WHIP:  On the year, the Phillies have allowed 1.39 base runners per inning (walks plus hits per inning pitched).  They're right around the middle here - 17th in the majors and 9th in the NL, just a tick worse than the Rockies (1.37), D-Backs (1.38), and Astros (also 1.39 but slightly lower).  In April, they were much worse at 1.53, which was 23rd in the majors and 14th in the NL.  Since then, however, they're much improved.  They're allowing 1.36 base runners per inning, good for 13th in the majors and 7th in the NL.  In their dominant July, they lead all of baseball, giving up only 1.16 baserunners per inning.

With the sources I'm familiar with, it's hard to generate much more sophisticated data for these time splits than what I've done here.  But the trend is quite obvious.  The team's pitching staff really suffered in April, but has been much better since then.  In fact, the pitching has been above average in both the majors and the NL since April.  And, in July, it's been one of the best pitching staffs in the game.

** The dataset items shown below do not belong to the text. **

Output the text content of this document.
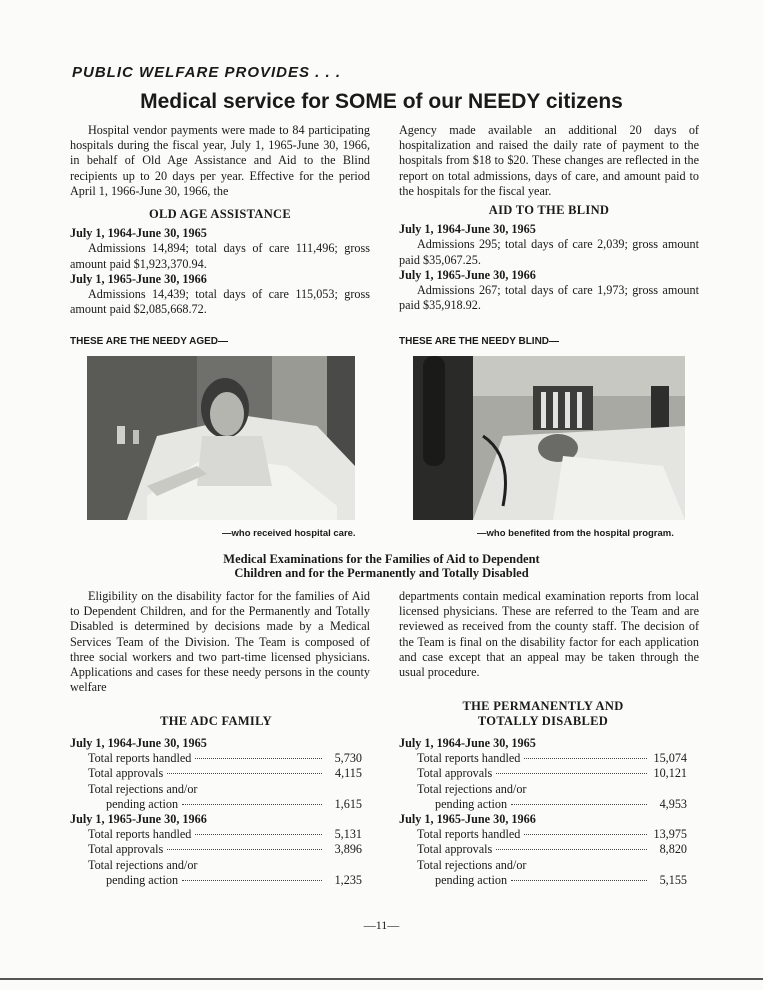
PUBLIC WELFARE PROVIDES . . .
Medical service for SOME of our NEEDY citizens

Hospital vendor payments were made to 84 participating hospitals during the fiscal year, July 1, 1965-June 30, 1966, in behalf of Old Age Assistance and Aid to the Blind recipients up to 20 days per year. Effective for the period April 1, 1966-June 30, 1966, the

OLD AGE ASSISTANCE
July 1, 1964-June 30, 1965

Admissions 14,894; total days of care 111,496; gross amount paid $1,923,370.94.

July 1, 1965-June 30, 1966

Admissions 14,439; total days of care 115,053; gross amount paid $2,085,668.72.

Agency made available an additional 20 days of hospitalization and raised the daily rate of payment to the hospitals from $18 to $20. These changes are reflected in the report on total admissions, days of care, and amount paid to the hospitals for the fiscal year.

AID TO THE BLIND
July 1, 1964-June 30, 1965

Admissions 295; total days of care 2,039; gross amount paid $35,067.25.

July 1, 1965-June 30, 1966

Admissions 267; total days of care 1,973; gross amount paid $35,918.92.

THESE ARE THE NEEDY AGED—	THESE ARE THE NEEDY BLIND—
—who received hospital care.	—who benefited from the hospital program.
Medical Examinations for the Families of Aid to Dependent
Children and for the Permanently and Totally Disabled

Eligibility on the disability factor for the families of Aid to Dependent Children, and for the Permanently and Totally Disabled is determined by decisions made by a Medical Services Team of the Division. The Team is composed of three social workers and two part-time licensed physicians. Applications and cases for these needy persons in the county welfare

departments contain medical examination reports from local licensed physicians. These are referred to the Team and are reviewed as received from the county staff. The decision of the Team is final on the disability factor for each application and case except that an appeal may be taken through the usual procedure.

THE ADC FAMILY
July 1, 1964-June 30, 1965
Total reports handled	5,730
Total approvals	4,115
Total rejections and/or
pending action	1,615
July 1, 1965-June 30, 1966
Total reports handled	5,131
Total approvals	3,896
Total rejections and/or
pending action	1,235
THE PERMANENTLY AND
TOTALLY DISABLED
July 1, 1964-June 30, 1965
Total reports handled	15,074
Total approvals	10,121
Total rejections and/or
pending action	4,953
July 1, 1965-June 30, 1966
Total reports handled	13,975
Total approvals	8,820
Total rejections and/or
pending action	5,155
—11—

Yes, it's true that you're not as bad as your worst stretch (such as most of April) and not as good as your best stretch (right now).  But, the improvements since April can't be ignored here.  The team has re-configured its starting rotation and gotten key members of the staff healthy.  These improvements, although unlikely to sustain their July highs, should continue for the next two months.

Does that mean Roy Halladay wouldn't help this pitching staff?  Certainly not.  He'd be the best pitcher on the team and would change the dynamic of the rotation while taking pressure off the bullpen.  But, given what this team does with its bats and how its pitching has settled in as a slightly above-average staff, it's hard to say that this team must have Roy Halladay.

A nice addition, yes.  A necessary change, certainly not.